Second, they don't like being accused of "animus" in passing DOMA.  Well, wasn't that the point?  They didn't like gay marriage, they vociferously opposed it, trying to make sure it could never happen. One argument goes "are you telling me everyone, liberal and conservative, who voted for this widely supported bill was a bigot, and Obama was one until a couple years ago?"  Well yes, of course.  We don't have to use the word bigot, with all it connotes, but everyone who opposed or opposes gay marriage is publicly announcing that it is good policy to discriminate against gay couples.  The whole thing is built out of strong opposition, hostility if you will, toward an idea they want to keep out of society.

Finally, people who oppose same-sex marriage don't like being called haters and homophobes.  Here they may have a point. This isn't the same thing as the second point--you may not agree with the laws this group wants, but that doesn't mean they personally hate gay people.  Those who oppose gay marriage have a different view of how society should work, but that doesn't tell you what's in their hearts.  (And since most favor civil unions, they're more "progressive" on this issue than most people were a few decades ago.)  I'd think now that those who favor gay marriage seem to have the majority, not to mention the wind at their back, they might try a little outreach.  Calling their opponents names sounds more like they're sore winners.


Anonymous Denver Guy said...

Colorado just passed a Civil Unions law through the legislature (after adopting a definition of marriage into its Constitution by referendum years ago). There is now a push to repeal the Constitutional Amendment by referendum (which is how it should happen, imho, not by Fed. Court action).

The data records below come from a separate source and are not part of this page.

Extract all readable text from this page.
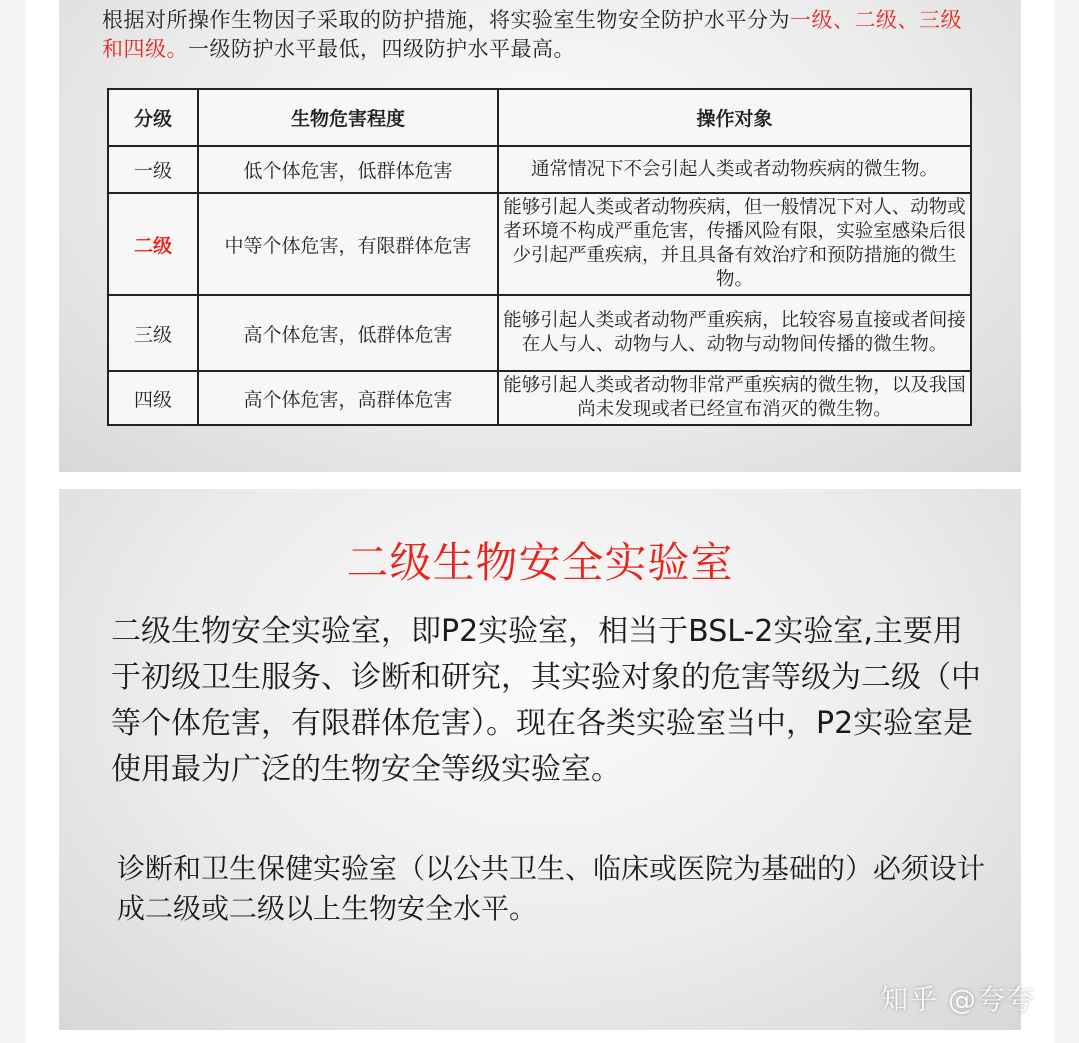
根据对所操作生物因子采取的防护措施，将实验室生物安全防护水平分为一级、二级、三级和四级。一级防护水平最低，四级防护水平最高。
分级	生物危害程度	操作对象
一级	低个体危害，低群体危害	通常情况下不会引起人类或者动物疾病的微生物。
二级	中等个体危害，有限群体危害	能够引起人类或者动物疾病，但一般情况下对人、动物或者环境不构成严重危害，传播风险有限，实验室感染后很少引起严重疾病，并且具备有效治疗和预防措施的微生物。
三级	高个体危害，低群体危害	能够引起人类或者动物严重疾病，比较容易直接或者间接在人与人、动物与人、动物与动物间传播的微生物。
四级	高个体危害，高群体危害	能够引起人类或者动物非常严重疾病的微生物，以及我国尚未发现或者已经宣布消灭的微生物。
二级生物安全实验室
二级生物安全实验室，即P2实验室，相当于BSL-2实验室,主要用于初级卫生服务、诊断和研究，其实验对象的危害等级为二级（中等个体危害，有限群体危害）。现在各类实验室当中，P2实验室是使用最为广泛的生物安全等级实验室。
诊断和卫生保健实验室（以公共卫生、临床或医院为基础的）必须设计成二级或二级以上生物安全水平。
知乎 @夸夸
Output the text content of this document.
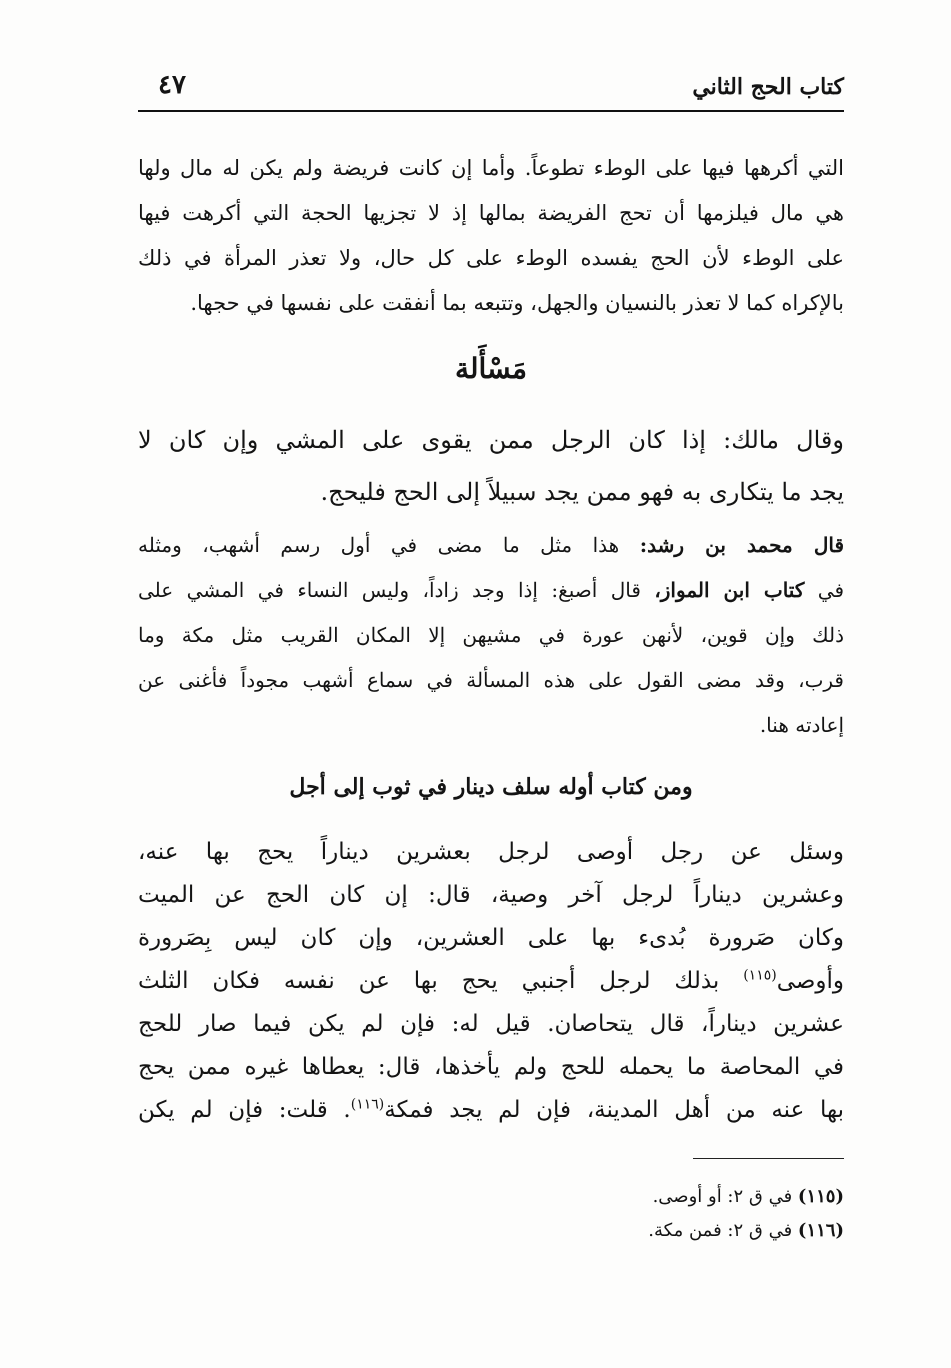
كتاب الحج الثاني
٤٧
التي أكرهها فيها على الوطء تطوعاً. وأما إن كانت فريضة ولم يكن له مال ولها
هي مال فيلزمها أن تحج الفريضة بمالها إذ لا تجزيها الحجة التي أكرهت فيها
على الوطء لأن الحج يفسده الوطء على كل حال، ولا تعذر المرأة في ذلك
بالإكراه كما لا تعذر بالنسيان والجهل، وتتبعه بما أنفقت على نفسها في حجها.
مَسْأَلة
وقال مالك: إذا كان الرجل ممن يقوى على المشي وإن كان لا
يجد ما يتكارى به فهو ممن يجد سبيلاً إلى الحج فليحج.
قال محمد بن رشد: هذا مثل ما مضى في أول رسم أشهب، ومثله
في كتاب ابن المواز، قال أصبغ: إذا وجد زاداً، وليس النساء في المشي على
ذلك وإن قوين، لأنهن عورة في مشيهن إلا المكان القريب مثل مكة وما
قرب، وقد مضى القول على هذه المسألة في سماع أشهب مجوداً فأغنى عن
إعادته هنا.
ومن كتاب أوله سلف دينار في ثوب إلى أجل
وسئل عن رجل أوصى لرجل بعشرين ديناراً يحج بها عنه،
وعشرين ديناراً لرجل آخر وصية، قال: إن كان الحج عن الميت
وكان صَرورة بُدىء بها على العشرين، وإن كان ليس بِصَرورة
وأوصى$^{(١١٥)}$ بذلك لرجل أجنبي يحج بها عن نفسه فكان الثلث
عشرين ديناراً، قال يتحاصان. قيل له: فإن لم يكن فيما صار للحج
في المحاصة ما يحمله للحج ولم يأخذها، قال: يعطاها غيره ممن يحج
بها عنه من أهل المدينة، فإن لم يجد فمكة$^{(١١٦)}$. قلت: فإن لم يكن
(١١٥) في ق ٢: أو أوصى.
(١١٦) في ق ٢: فمن مكة.
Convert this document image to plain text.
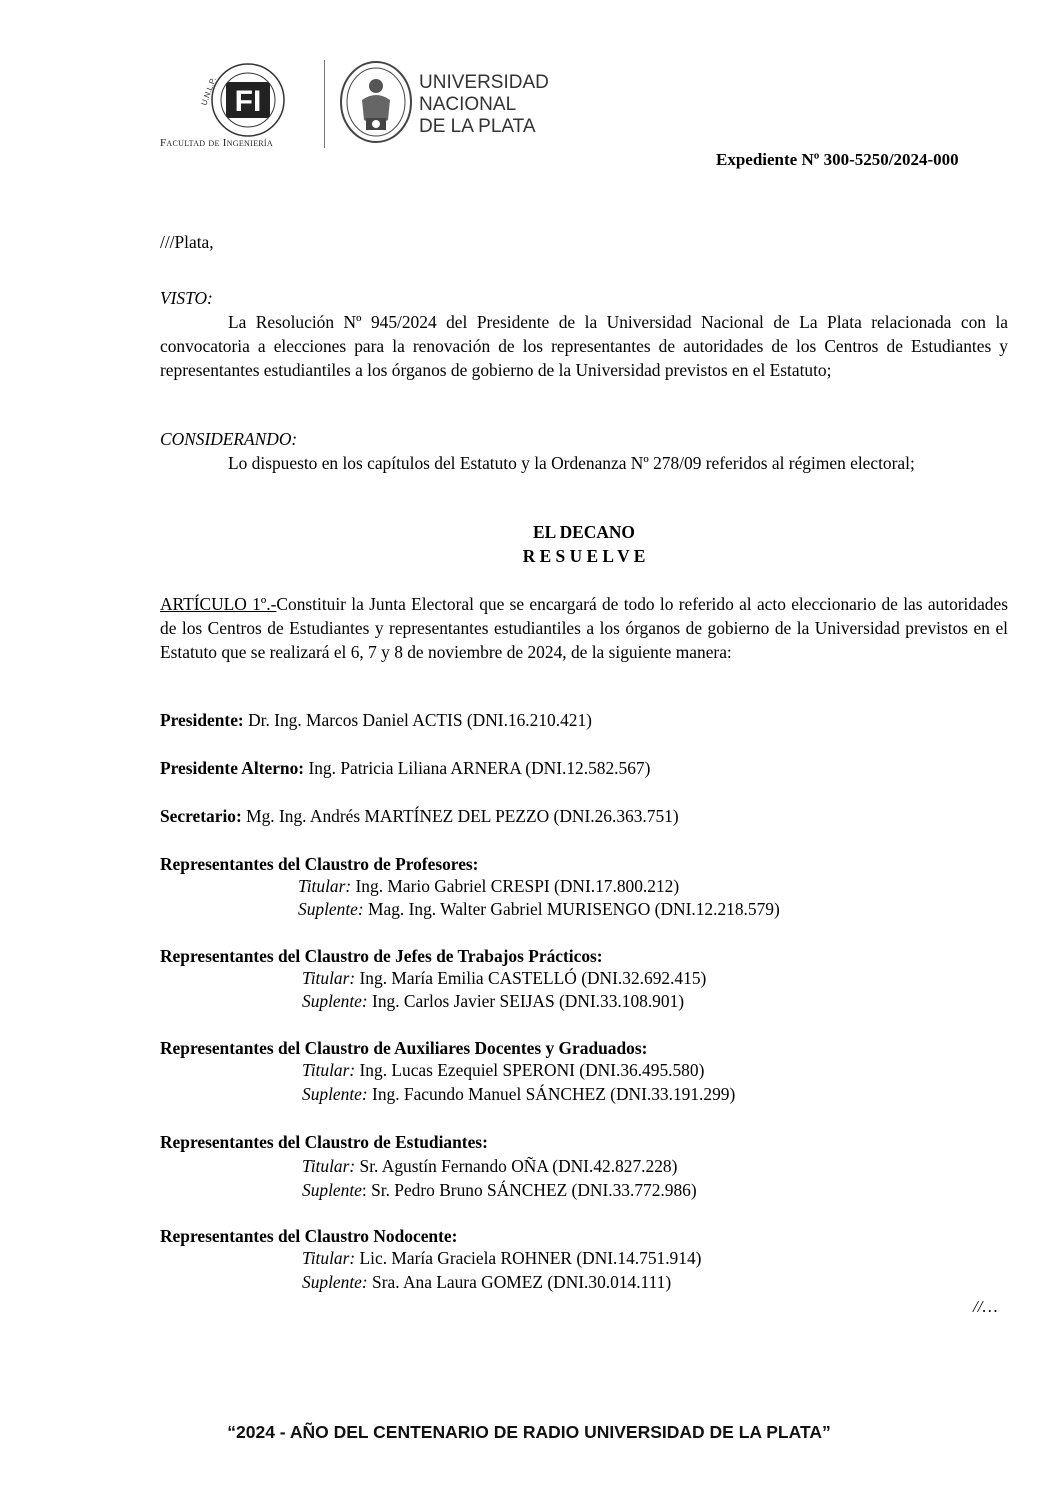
FI
U.N.L.P.
Facultad de Ingeniería
UNIVERSIDAD
NACIONAL
DE LA PLATA
Expediente Nº 300-5250/2024-000
///Plata,
VISTO:
La Resolución Nº 945/2024 del Presidente de la Universidad Nacional de La Plata relacionada con la convocatoria a elecciones para la renovación de los representantes de autoridades de los Centros de Estudiantes y representantes estudiantiles a los órganos de gobierno de la Universidad previstos en el Estatuto;
CONSIDERANDO:
Lo dispuesto en los capítulos del Estatuto y la Ordenanza Nº 278/09 referidos al régimen electoral;
EL DECANO
R E S U E L V E
ARTÍCULO 1º.-Constituir la Junta Electoral que se encargará de todo lo referido al acto eleccionario de las autoridades de los Centros de Estudiantes y representantes estudiantiles a los órganos de gobierno de la Universidad previstos en el Estatuto que se realizará el 6, 7 y 8 de noviembre de 2024, de la siguiente manera:
Presidente: Dr. Ing. Marcos Daniel ACTIS (DNI.16.210.421)
Presidente Alterno: Ing. Patricia Liliana ARNERA (DNI.12.582.567)
Secretario: Mg. Ing. Andrés MARTÍNEZ DEL PEZZO (DNI.26.363.751)
Representantes del Claustro de Profesores:
Titular: Ing. Mario Gabriel CRESPI (DNI.17.800.212)
Suplente: Mag. Ing. Walter Gabriel MURISENGO (DNI.12.218.579)
Representantes del Claustro de Jefes de Trabajos Prácticos:
Titular: Ing. María Emilia CASTELLÓ (DNI.32.692.415)
Suplente: Ing. Carlos Javier SEIJAS (DNI.33.108.901)
Representantes del Claustro de Auxiliares Docentes y Graduados:
Titular: Ing. Lucas Ezequiel SPERONI (DNI.36.495.580)
Suplente: Ing. Facundo Manuel SÁNCHEZ (DNI.33.191.299)
Representantes del Claustro de Estudiantes:
Titular: Sr. Agustín Fernando OÑA (DNI.42.827.228)
Suplente: Sr. Pedro Bruno SÁNCHEZ (DNI.33.772.986)
Representantes del Claustro Nodocente:
Titular: Lic. María Graciela ROHNER (DNI.14.751.914)
Suplente: Sra. Ana Laura GOMEZ (DNI.30.014.111)
//…
“2024 - AÑO DEL CENTENARIO DE RADIO UNIVERSIDAD DE LA PLATA”
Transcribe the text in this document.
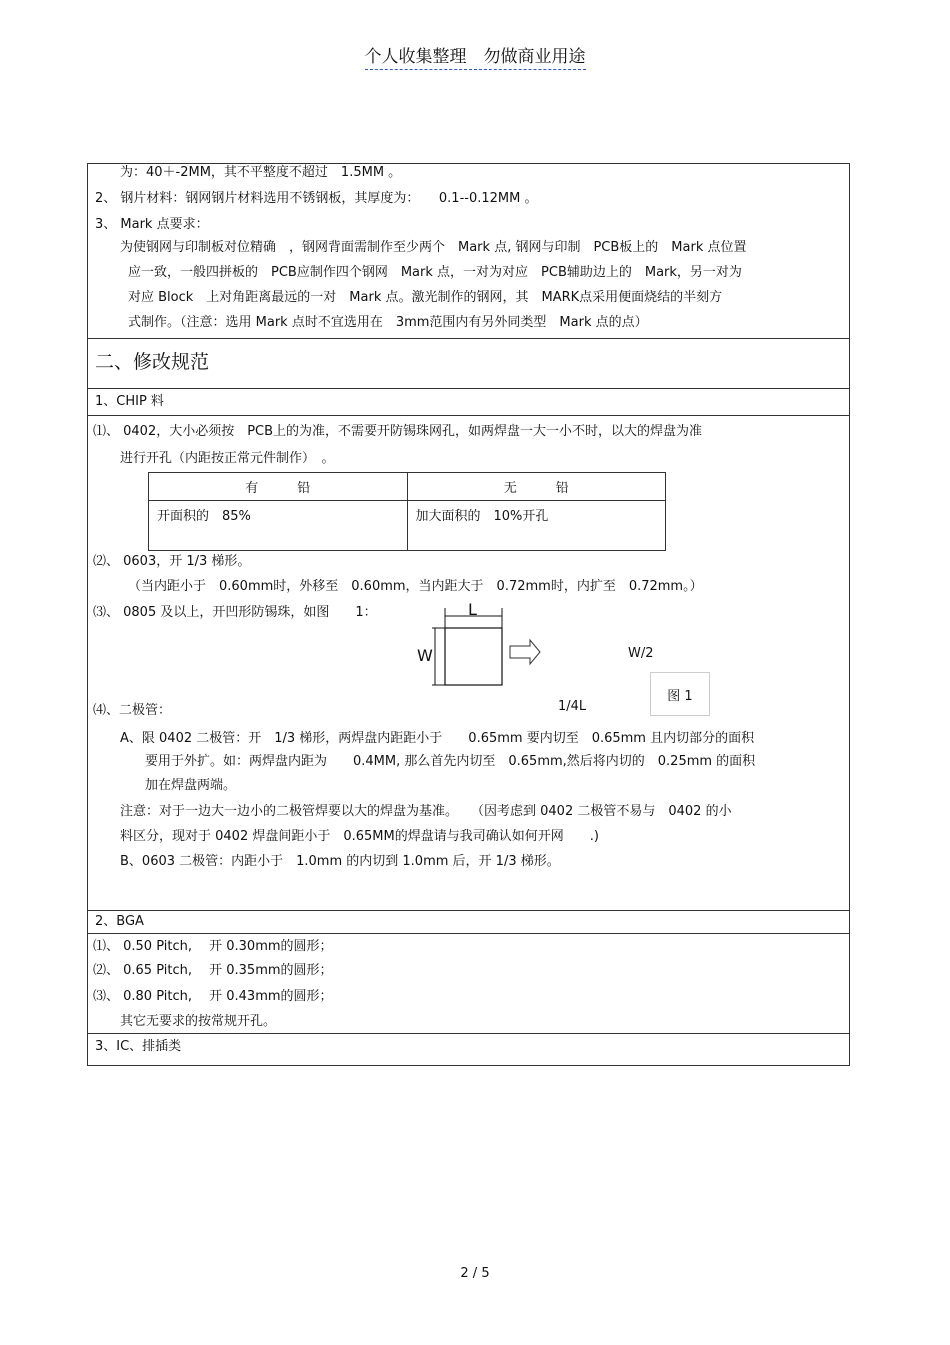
个人收集整理　勿做商业用途
为：40＋-2MM，其不平整度不超过　1.5MM 。
2、 钢片材料：钢网钢片材料选用不锈钢板，其厚度为：　　0.1--0.12MM 。
3、 Mark 点要求：
为使钢网与印制板对位精确　，钢网背面需制作至少两个　Mark 点, 钢网与印制　PCB板上的　Mark 点位置
应一致，一般四拼板的　PCB应制作四个钢网　Mark 点，一对为对应　PCB辅助边上的　Mark，另一对为
对应 Block　上对角距离最远的一对　Mark 点。激光制作的钢网，其　MARK点采用便面烧结的半刻方
式制作。（注意：选用 Mark 点时不宜选用在　3mm范围内有另外同类型　Mark 点的点）
二、修改规范
1、CHIP 料
⑴、 0402，大小必须按　PCB上的为准，不需要开防锡珠网孔，如两焊盘一大一小不时，以大的焊盘为准
进行开孔（内距按正常元件制作）　。
有　　　铅	无　　　铅
开面积的　85%	加大面积的　10%开孔
⑵、 0603，开 1/3 梯形。
（当内距小于　0.60mm时，外移至　0.60mm，当内距大于　0.72mm时，内扩至　0.72mm。）
⑶、 0805 及以上，开凹形防锡珠，如图　　1：	L
W	W/2
1/4L
图 1
⑷、二极管：
A、限 0402 二极管：开　1/3 梯形，两焊盘内距距小于　　0.65mm 要内切至　0.65mm 且内切部分的面积
要用于外扩。如：两焊盘内距为　　0.4MM, 那么首先内切至　0.65mm,然后将内切的　0.25mm 的面积
加在焊盘两端。
注意：对于一边大一边小的二极管焊要以大的焊盘为基准。　　（因考虑到 0402 二极管不易与　0402 的小
料区分，现对于 0402 焊盘间距小于　0.65MM的焊盘请与我司确认如何开网　　.)
B、0603 二极管：内距小于　1.0mm 的内切到 1.0mm 后，开 1/3 梯形。
2、BGA
⑴、 0.50 Pitch,　 开 0.30mm的圆形；
⑵、 0.65 Pitch,　 开 0.35mm的圆形；
⑶、 0.80 Pitch,　 开 0.43mm的圆形；
其它无要求的按常规开孔。
3、IC、排插类
2 / 5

The tricky part of all this is discrimination should not, per se, equal bigotry. There are plenty of perfectly legitimate discriminations engaged in by government, and certainly in private interactions.

Government, for instance, is perfectly entitled to favor small businesses over large businesses (or vice versa) as long as it serves a rational state interest. And while "separate but equal" has been discredited by the courts when used as a defense of segregation that systematically gives advantages to one race over another, no one yet is suggesting that separate but equal bathrooms for men and women are somehow signs of bigotry.

I will vote to remove the definition of marriage from the Colorado's constitution if it comes for a vote because I think our state Const. is already crammed full of crap that need not be there. (And I would like the State to stop licensing any marriages - I'd vote for that too). But I would not ascribe bigotry to people who like marriage to be the name for heterosexual marriages, and civil unions the name for homosexual marriages. I'd even support adding a third category called "platonic marriages" or something like that for couples who are joining together primarily for the benefits offered married couples, without necessarily "pledging their troth" to each other.

9:45 AM, July 02, 2013  
Blogger LAGuy said...

Some have opposed separate bathrooms for men and women, and others have complained separate is not equal inasmuch as women often have longer lines. I've also been in places that had bathrooms for anyone without regard to sex.

Because of the civil rights movement, "discrimination" has become a dirty word. In fact, discrimination is generally a good things. It means you can tell the difference in quality between things. It's only when discrimination is done certain ways, such as along racial lines, that it becomes suspect and something to be avoided.